Variant | Typical features |
---|---|
Familial HES (HESFA) | Familial clustering, very rare, IEI‐EO excluded a , typical end organ damage attributable to HE, no evidence of a reactive or neoplastic condition/disorder underlying HE |
Idiopathic HES (HESI) | No underlying cause of HE, no evidence of a reactive or neoplastic condition/disorder underlying HE; and: end organ damage attributable to HE. |
Primary (neoplastic) HES (HESN) | Underlying stem cell, myeloid, or eosinophil neoplasm classified according to WHO criteria b , and end organ damage attributable to HE. Eosinophils are neoplastic (clonal) cells; in many patients, rearranged/fusion variants of PDGFRA, PDGFRB, FGFR1, JAK2, STAT5, FLT3, ABL1 or other driver genes, are found. |
Secondary (reactive) HES (HESR) | Underlying condition/disease where eosinophils are considered non‐clonal cells, and HE is considered to be cytokine‐driven (HESR); and end organ damage attributable to HE. |
Special variants of HESR: c | |
a. Lymphoid variant of HES (L‐HES) | Abnormal clonal T cells are often detected, and HES‐related organ damage is found |
b. Defined syndromes | |
Episodic angioedema and eosinophilia (Gleich Syndrome) | Abnormal clonal T cells are often detected, angioedema, increased polyclonal IgM. |
Eosinophilic granulomatosis with polyangiitis (eGPA) = Churg–Strauss syndrome | Polyangiitis, necrotizing angiitis, asthma, lung infiltrates; in a subset of patients, ANCA are detected (ANCA+ form of eGPA) |
Eosinophilia myalgia syndrome (EMS) | Myalgia, muscle weakness, cramping, skin rash, dyspnea, fatigue. |
IgG4‐related disease (IgG4‐RD) | Elevated serum IgG4 levels, HE, and HES‐like organ damages are found in about 30% of cases |
Abbreviations: ANCA, anti‐neutrophil cytoplasmic antibodies; FGFR, fibroblast growth factor receptor; HE, hypereosinophilia; HES; hypereosinophilic syndrome; IEI‐EO, inborn errors of immunity with eosinophilia; PDGFR, platelet‐derived growth factor receptor.
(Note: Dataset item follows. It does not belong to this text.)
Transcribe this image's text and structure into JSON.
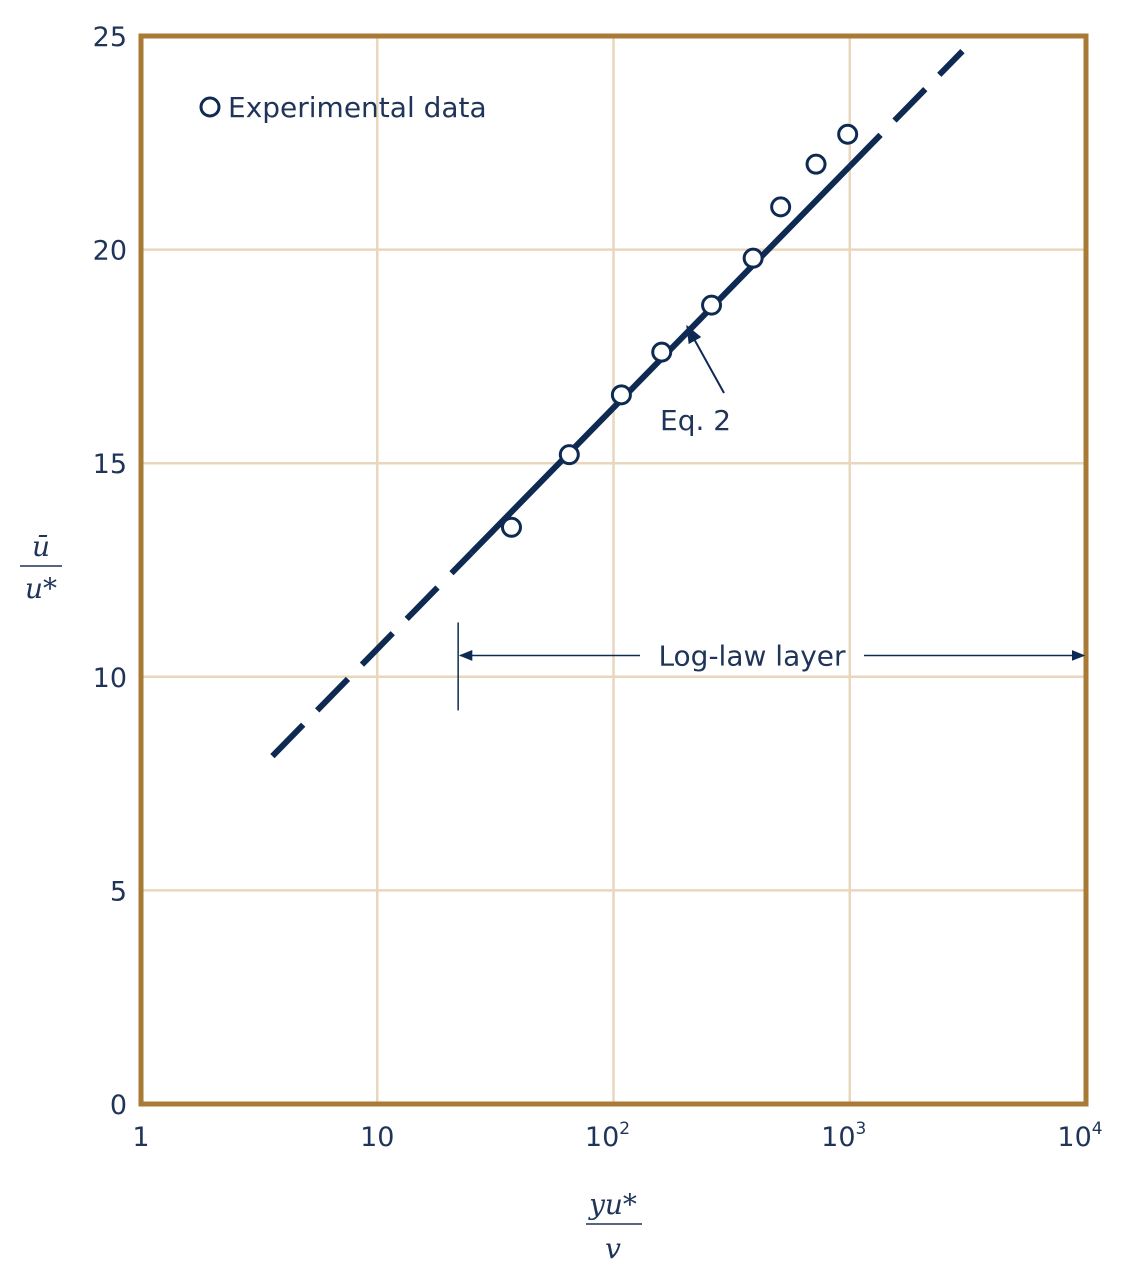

The clinical symptoms and germline variants detectable in various forms of IEI‐EO are depicted in Table S3. These conditions may also present with organ dysfunction or even organ damage, but the organ damage in these patients is generally not related to HE—therefore, these cases are not classified as HES.
A more detailed description of stem cell and myeloid neoplasms associated with HE or HES is shown in Tables S4 and S5. In these cases, clonality of eosinophils is often difficult to demonstrate or is not examined. However, if a myeloid or stem cell neoplasm known to present typically with clonal HE, for example a myeloid neoplasm with PDGFR‐ or FGFR‐ rearrangement, is detected, HE can be regarded as clonal.
These syndromes may occur without fulfilling the formal criteria of HES. However, in most cases, the observed organopathy will qualify as HE‐related organ damage and thus as HES.